A few weeks ago, during the opening of the Chicago Architecture Biennial, we eagerly awaited our opportunity to speak with Joseph Grima, the co-artistic director of the first Chicago Architecture Biennial. In an exhibition with such an open theme, we wanted to understand the driving forces behind the assembly of the participants, in addition to how the city of Chicago itself influenced decisions in the planning of this largest gathering of architecture in North America. Watch the video above and read a transcript of Grima’s answers below
? ArchDaily: Can you introduce yourself and tell us about the motivations behind The State of the Art of Architecture
“Chicago is a city that has over a century of history of innovation and bold vision in architecture and that’s something that really permeates the culture the city—beyond the public administration but also into its inhabitants—a real appreciation for the value and potential of architecture.
“The Biennial was a project that was incubated by the city of Chicago. I was brought in by my co-artistic director, Sarah Herda, who was really involved in the very early stages of the conversation around what this Biennial could be. It’s a project the city is very much invested in, that it really sees being defining in terms of its future, and Sarah and I, when we were given the opportunity to think about what this first exhibition could be, we were really thinking about this is an incredibly important moment in the history of architecture in this region, in this country, in this continent, in fact, because it is in fact the largest exhibition of contemporary architecture that’s ever been staged in North America. And so it was very important to think about what kind of a statement would be made with this first exhibition and we decided very early on that it shouldn’t be given a theme; it shouldn’t look at a particular aspect of architecture but it should be, in a way, a point of observation into the landscape of contemporary architecture — not just in this country but around the world. And so the title, The State of the Art of Architecture, really attempts to capture this idea that architecture is something extremely broad, that takes on many, many different forms, and that is mutable. It changes over time. So this is the “state of the art” today, it’s where we are today. It’s a small selection. It’s, in a way, trying to sample a number of different visions of what architecture is and what it can be, but it’s also trying to make the point that architecture is not simply a profession — it’s not something that just simply serves the practical purpose of keeping the rain out. It’s much more than that. It’s a form of cultural practice. And it’s an art form: the art of architecture. And so these are the key ideas that we really wanted to tackle with this exhibition
? ArchDaily: How did you select the Biennial participants
We did very very extensive reviews, we went through a very extensive review process and looked at the work of over 500 architects. We didn’t necessarily chose them on the basis of their merit – of some being better than others or some being more interesting than others – but we wanted to offer an extremely transversal view into the preoccupations, the concerns, the ideals, the ideas, the impulses that animate architecture today. And so the participants were really selected on the basis of bold vision, and of taking a risk in thinking about what architecture could be. And, in some way, kind of pushing it beyond its current state, kind of giving it an impulse towards the future. And that took many, many different forms. And what we were really interested in, one of the reasons why no room has a particular theme, but all the projects are in dialogue, they are all pulling in completely different directions; they are all attempting to do different things and no two are really making the same statement about architecture. And so we see really, the exhibition as a conversation.”

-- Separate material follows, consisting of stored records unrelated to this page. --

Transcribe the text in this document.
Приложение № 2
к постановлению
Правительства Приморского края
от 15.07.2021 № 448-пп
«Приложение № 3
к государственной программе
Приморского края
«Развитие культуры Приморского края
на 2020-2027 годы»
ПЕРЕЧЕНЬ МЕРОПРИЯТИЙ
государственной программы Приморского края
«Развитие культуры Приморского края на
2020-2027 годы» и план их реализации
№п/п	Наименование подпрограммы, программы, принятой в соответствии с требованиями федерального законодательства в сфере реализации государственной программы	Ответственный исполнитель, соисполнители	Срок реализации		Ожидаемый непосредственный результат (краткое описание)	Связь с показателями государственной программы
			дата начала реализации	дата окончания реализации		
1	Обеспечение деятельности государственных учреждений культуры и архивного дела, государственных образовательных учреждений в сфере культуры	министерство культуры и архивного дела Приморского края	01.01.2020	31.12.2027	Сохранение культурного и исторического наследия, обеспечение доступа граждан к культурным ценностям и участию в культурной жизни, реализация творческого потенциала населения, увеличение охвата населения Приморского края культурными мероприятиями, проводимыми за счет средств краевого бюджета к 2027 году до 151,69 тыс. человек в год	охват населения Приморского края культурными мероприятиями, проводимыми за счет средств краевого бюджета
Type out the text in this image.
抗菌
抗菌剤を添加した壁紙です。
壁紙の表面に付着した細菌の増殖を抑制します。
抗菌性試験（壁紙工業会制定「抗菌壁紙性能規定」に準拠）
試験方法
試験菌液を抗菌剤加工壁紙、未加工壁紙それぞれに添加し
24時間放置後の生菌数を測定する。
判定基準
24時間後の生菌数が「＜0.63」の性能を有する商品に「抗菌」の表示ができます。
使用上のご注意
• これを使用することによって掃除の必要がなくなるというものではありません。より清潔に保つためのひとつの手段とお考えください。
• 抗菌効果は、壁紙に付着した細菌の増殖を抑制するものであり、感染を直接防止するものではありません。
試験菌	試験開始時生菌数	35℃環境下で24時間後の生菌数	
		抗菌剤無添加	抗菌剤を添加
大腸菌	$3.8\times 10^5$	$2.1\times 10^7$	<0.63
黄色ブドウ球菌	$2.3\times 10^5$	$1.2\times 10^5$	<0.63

? ArchDaily: Can you tell us what you hope the Biennial’s more permanent legacy will be
“It was really important to us, from the beginning, that this exhibition should not be some sort of transient that would come in, go out, remain here for three months, perhaps inspire people but leave nothing behind. But we also wanted to take the opportunity to actually leave something tangible behind, and so through a collaboration with the Department of Parks of the City of Chicago and also with the sponsorship of BP we were able to organize the commissioning of a series of pavilions – or rather we organized a competition that was also covered by ArchDaily – for the design of a Lakefront Kiosk that would serve, during the summer months, the purpose of a concession stand. And also, through the collaboration with three schools in Chicago, the commissioning of three other concession stands. So these little concession stands that will populate the Lakefront during the summer months are something that will live on, that will stay in Chicago — and will possibly move around because they’re permanent architecture, so to speak, but not permanent in their site. They can be moved to different locations from year to year. And they are really a demonstration of the fact that architecture has extraordinary potential on every scale. It doesn’t necessarily need to be an entire landscape or a city plan or a house in order to have architectural value. But it can, even on the scale of a concession stand, it can make a huge difference in the city.”
Joseph Grima is an architect, writer, curator, and researcher based in Genoa, Italy. From 2011 to 2013 he was editor-in-chief of Domus, a monthly magazine of architecture, design, and art. Grima recently curated the 2014 Biennale Interieur in Kortrijk, Belgium, one of Europe’s oldest design biennials, and was co-curator of the first edition of the Istanbul Design Biennial, a major international exhibition inaugurated in 2012. He is the 2015 Director of IDEAS CITY, an ideas festival organized by the New Museum in New York and dedicated to exploring the future of cities.